Since the ancient Greeks there has been an understanding that good nutrition promotes good performance. Protein has always been pivotal in this concept with athletes such as body builders consuming more than double the recommended amount of protein normally required by humans.

Athletes are often targeted in marketing campaigns promoting expensive protein based drinks with the claims that they will improve performance. Research has shown that to promote muscle recovery and growth it is not necessary to consume double the recommended daily intake (RDI) of protein. However it is important to consume high quality protein, carbohydrates and fluids immediately post exercise to recover well from training and competition.

Bovine (cow) milk has well known health benefits but how well do the components of milk relate to recovery from sports training and competition?

  • Milk has concentration of carbohydrates (in the form of lactose) similar to commercially available sports drinks.
  • Milk contains casein and whey proteins at a ratio of 3:1 which slows digestion and absorption increasing blood concentration of amino acids (Protein).
  • Whey protein contains branched chain amino acids, important for the muscle metabolism and muscle growth.
  • Milk contains high concentrations of electrolytes, which may facilitate rehydration after exercise.
  • Milk is low fat when the low fat products are selected often with just 1-2% fat.

These claims are similar to those made by expensive commercially available sports drinks and protein drinks.

Milk and resistance training

  • Muscle growth requires that protein (the main component of muscles) is created faster than it is broken down. This process requires stimulation (resistance training) and an increase in protein consumption to aid muscle growth.
  • Protein and carbohydrate intake improves the body’s adaptation to resistance training.
  • Research indicates that milk consumption increases protein metabolism after resistance training.
  • Bovine milk as opposed to soymilk may be more beneficial: soymilk proteins are absorbed faster resulting in more protein leaving the body.
  • Bovine milk maintains slightly elevated blood protein levels for a longer period of time, due to its slow absorption rate, resulting in more effective muscle use.
  • Studies show milk consumption results in increased muscle mass gain from resistance training when compared with a commercially available sports drink.
  • Milk consumption results in a decrease in fat mass in the same studies.

Milk and endurance training

  • Endurance activities require low to moderate effort activities over a relatively long period of time.
  • Endurance activity results in the depletion of carbohydrates from the muscle.
  • Pre-exercise nutritional goals: Ensure the athlete is well fuelled.
  • During exercise nutritional goals: To provide fuel and maintain the electrolyte and fluid balance.
  • Post exercise: To replace nutrients, fluid and electrolytes deleted by the exercise.
  • No differences in performance have been found when athletes consume milk, water or a carbohydrate drink before exercise.
  • When milk is consumed during exercise there is a reduction in protein break down in the body after exercise.
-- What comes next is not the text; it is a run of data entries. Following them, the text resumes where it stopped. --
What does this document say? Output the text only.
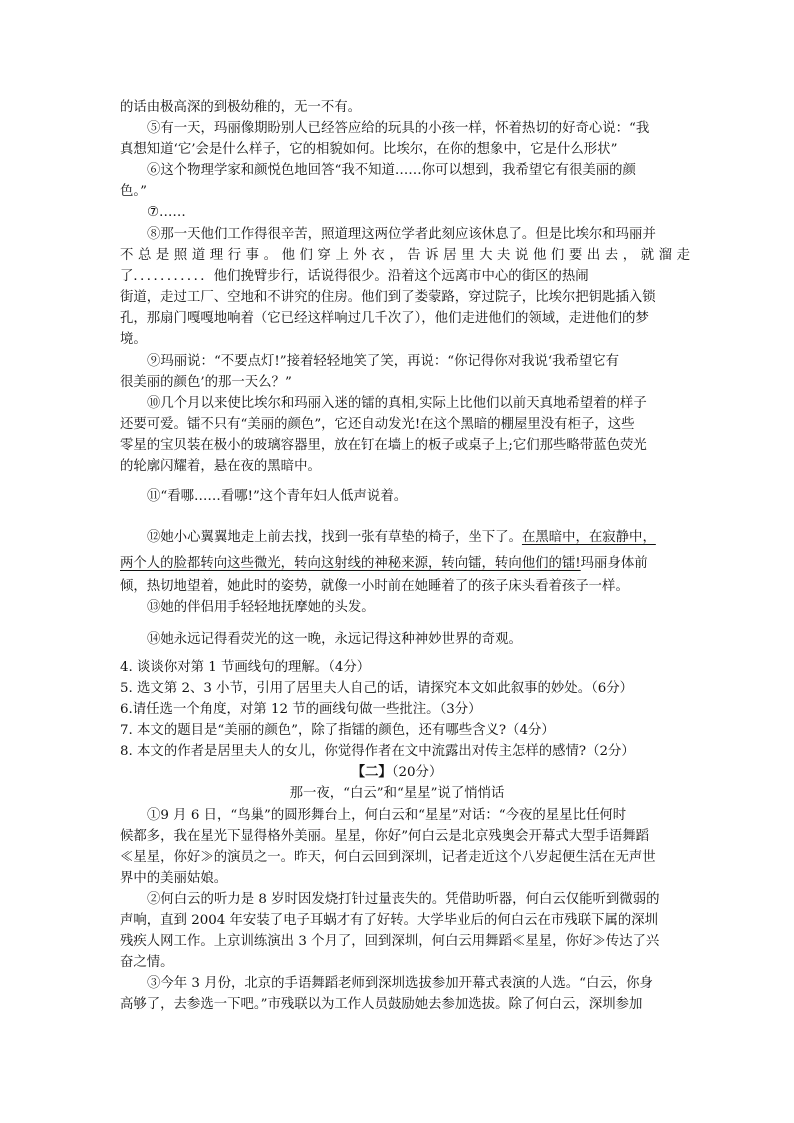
的话由极高深的到极幼稚的，无一不有。
⑤有一天，玛丽像期盼别人已经答应给的玩具的小孩一样，怀着热切的好奇心说：“我
真想知道‘它’会是什么样子，它的相貌如何。比埃尔，在你的想象中，它是什么形状”
⑥这个物理学家和颜悦色地回答“我不知道……你可以想到，我希望它有很美丽的颜
色。”
⑦……
⑧那一天他们工作得很辛苦，照道理这两位学者此刻应该休息了。但是比埃尔和玛丽并
不总是照道理行事。他们穿上外衣，告诉居里大夫说他们要出去，就溜走
了．．．．．．．．．．．他们挽臂步行，话说得很少。沿着这个远离市中心的街区的热闹
街道，走过工厂、空地和不讲究的住房。他们到了娄蒙路，穿过院子，比埃尔把钥匙插入锁
孔，那扇门嘎嘎地响着（它已经这样响过几千次了），他们走进他们的领域，走进他们的梦
境。
⑨玛丽说：“不要点灯!”接着轻轻地笑了笑，再说：“你记得你对我说‘我希望它有
很美丽的颜色’的那一天么？”
⑩几个月以来使比埃尔和玛丽入迷的镭的真相,实际上比他们以前天真地希望着的样子
还要可爱。镭不只有“美丽的颜色”，它还自动发光!在这个黑暗的棚屋里没有柜子，这些
零星的宝贝装在极小的玻璃容器里，放在钉在墙上的板子或桌子上;它们那些略带蓝色荧光
的轮廓闪耀着，悬在夜的黑暗中。
⑪“看哪……看哪!”这个青年妇人低声说着。
⑫她小心翼翼地走上前去找，找到一张有草垫的椅子，坐下了。在黑暗中，在寂静中，
两个人的脸都转向这些微光，转向这射线的神秘来源，转向镭，转向他们的镭!玛丽身体前
倾，热切地望着，她此时的姿势，就像一小时前在她睡着了的孩子床头看着孩子一样。
⑬她的伴侣用手轻轻地抚摩她的头发。
⑭她永远记得看荧光的这一晚，永远记得这种神妙世界的奇观。
4. 谈谈你对第 1 节画线句的理解。（4分）
5. 选文第 2、3 小节，引用了居里夫人自己的话，请探究本文如此叙事的妙处。（6分）
6.请任选一个角度，对第 12 节的画线句做一些批注。（3分）
7. 本文的题目是“美丽的颜色”，除了指镭的颜色，还有哪些含义?（4分）
8. 本文的作者是居里夫人的女儿，你觉得作者在文中流露出对传主怎样的感情?（2分）
【二】（20分）
那一夜，“白云”和“星星”说了悄悄话
①9 月 6 日，“鸟巢”的圆形舞台上，何白云和“星星”对话：“今夜的星星比任何时
候都多，我在星光下显得格外美丽。星星，你好”何白云是北京残奥会开幕式大型手语舞蹈
≪星星，你好≫的演员之一。昨天，何白云回到深圳，记者走近这个八岁起便生活在无声世
界中的美丽姑娘。
②何白云的听力是 8 岁时因发烧打针过量丧失的。凭借助听器，何白云仅能听到微弱的
声响，直到 2004 年安装了电子耳蜗才有了好转。大学毕业后的何白云在市残联下属的深圳
残疾人网工作。上京训练演出 3 个月了，回到深圳，何白云用舞蹈≪星星，你好≫传达了兴
奋之情。
③今年 3 月份，北京的手语舞蹈老师到深圳选拔参加开幕式表演的人选。“白云，你身
高够了，去参选一下吧。”市残联以为工作人员鼓励她去参加选拔。除了何白云，深圳参加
This means that less of the body’s proteins are being broken down to provide fuel and consumed protein is being used instead of carbohydrate. This may delay the effect of “hitting the wall”.
  • Milk can more effectively replace fluid than commercially available sports drinks.


  • There is strong evidence that milk is as effective or more effective as a sports recovery drink than water or commercially available sports drinks
  • There appear to be benefits for both endurance and strength and power based training.
  • Milk has vitamins and minerals not found in commercially available sports drinks and it s considerably cheaper than the protein drinks promoted in the sports drink market.
  • Milk is safe and effective as a recovery drink for lactose tolerant people.